US 11,818,165 B2
Malware detection using machine learning
Joseph H. Levy, Farmington, UT (US)
Assigned to Sophos Limited, Abingdon (GB)
Filed by Sophos Limited, Abingdon (GB)
Filed on Nov. 13, 2020, as Appl. No. 17/098,084.
Application 17/098,084 is a continuation of application No. 15/864,329, filed on Jan. 8, 2018, granted, now 10,841,333.
Prior Publication US 2021/0144154 A1, May 13, 2021
This patent is subject to a terminal disclaimer.
Int. Cl. H04L 9/40 (2022.01); G06N 20/00 (2019.01); G06F 21/56 (2013.01)

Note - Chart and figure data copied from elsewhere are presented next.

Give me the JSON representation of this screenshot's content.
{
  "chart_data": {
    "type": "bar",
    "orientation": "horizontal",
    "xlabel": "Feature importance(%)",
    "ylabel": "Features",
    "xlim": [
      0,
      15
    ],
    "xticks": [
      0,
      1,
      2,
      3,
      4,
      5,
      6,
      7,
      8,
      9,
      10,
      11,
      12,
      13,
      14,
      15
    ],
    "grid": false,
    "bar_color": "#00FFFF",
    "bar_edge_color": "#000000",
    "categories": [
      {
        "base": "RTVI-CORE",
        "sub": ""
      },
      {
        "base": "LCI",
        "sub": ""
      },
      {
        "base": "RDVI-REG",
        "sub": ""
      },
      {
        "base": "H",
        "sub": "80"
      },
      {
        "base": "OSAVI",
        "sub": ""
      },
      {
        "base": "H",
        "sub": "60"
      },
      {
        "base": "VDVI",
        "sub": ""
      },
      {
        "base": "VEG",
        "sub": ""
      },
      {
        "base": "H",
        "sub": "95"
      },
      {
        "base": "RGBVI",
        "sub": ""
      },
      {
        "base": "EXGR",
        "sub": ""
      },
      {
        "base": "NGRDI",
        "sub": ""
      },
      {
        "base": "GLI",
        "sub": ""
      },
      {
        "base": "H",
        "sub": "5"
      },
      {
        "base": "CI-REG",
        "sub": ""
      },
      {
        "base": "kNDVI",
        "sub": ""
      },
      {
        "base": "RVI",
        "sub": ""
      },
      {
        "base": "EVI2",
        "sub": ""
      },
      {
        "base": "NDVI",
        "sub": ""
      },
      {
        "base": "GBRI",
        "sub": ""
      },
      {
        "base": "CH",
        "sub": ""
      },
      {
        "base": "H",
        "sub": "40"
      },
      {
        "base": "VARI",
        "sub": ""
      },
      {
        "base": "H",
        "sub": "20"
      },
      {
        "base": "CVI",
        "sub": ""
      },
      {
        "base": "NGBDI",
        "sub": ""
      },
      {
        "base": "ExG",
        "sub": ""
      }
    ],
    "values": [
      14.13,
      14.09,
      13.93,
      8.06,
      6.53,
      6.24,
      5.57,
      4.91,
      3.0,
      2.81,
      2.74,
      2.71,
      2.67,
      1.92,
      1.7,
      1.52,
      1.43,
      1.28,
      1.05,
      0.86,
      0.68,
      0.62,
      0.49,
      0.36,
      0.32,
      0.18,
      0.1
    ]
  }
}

CPC H04L 63/145 (2013.01) [G06F 21/56 (2013.01); G06N 20/00 (2019.01); H04L 63/1416 (2013.01)] 20 Claims
OG exemplary drawing
 
1. A computer program product comprising computer executable code embodied in a non-transitory computer readable medium that, when executing on one or more computing devices, performs the steps of:
providing a first training set including a plurality of malware samples;
configuring a first antimalware system to detect the malware samples;
characterizing one or more functional blocks of the malware samples by extracting abstracted features, functions, or behaviors of the malware samples to provide characterizations of the one or more functional blocks;
generating a first number of synthetic malware samples including modifications of the one or more functional blocks of the malware samples based on the characterizations;
validating the first number of synthetic malware samples to provide a validated sample set containing one or more of the first number of synthetic malware samples that execute and perform an unwanted task in a target computing context;
filtering the validated sample set to provide a filtered sample set containing one or more of the first number of synthetic malware samples in the validated sample set that are not detected by the first antimalware system;
creating a second antimalware system by training a machine learning malware detection engine to detect malicious code including the one or more of the first number of synthetic malware samples in the filtered sample set;
repeating one or more of generating, validating, filtering, or training until a predetermined threshold for positive detection by the second antimalware system is reached; and
deploying the second antimalware system on an endpoint.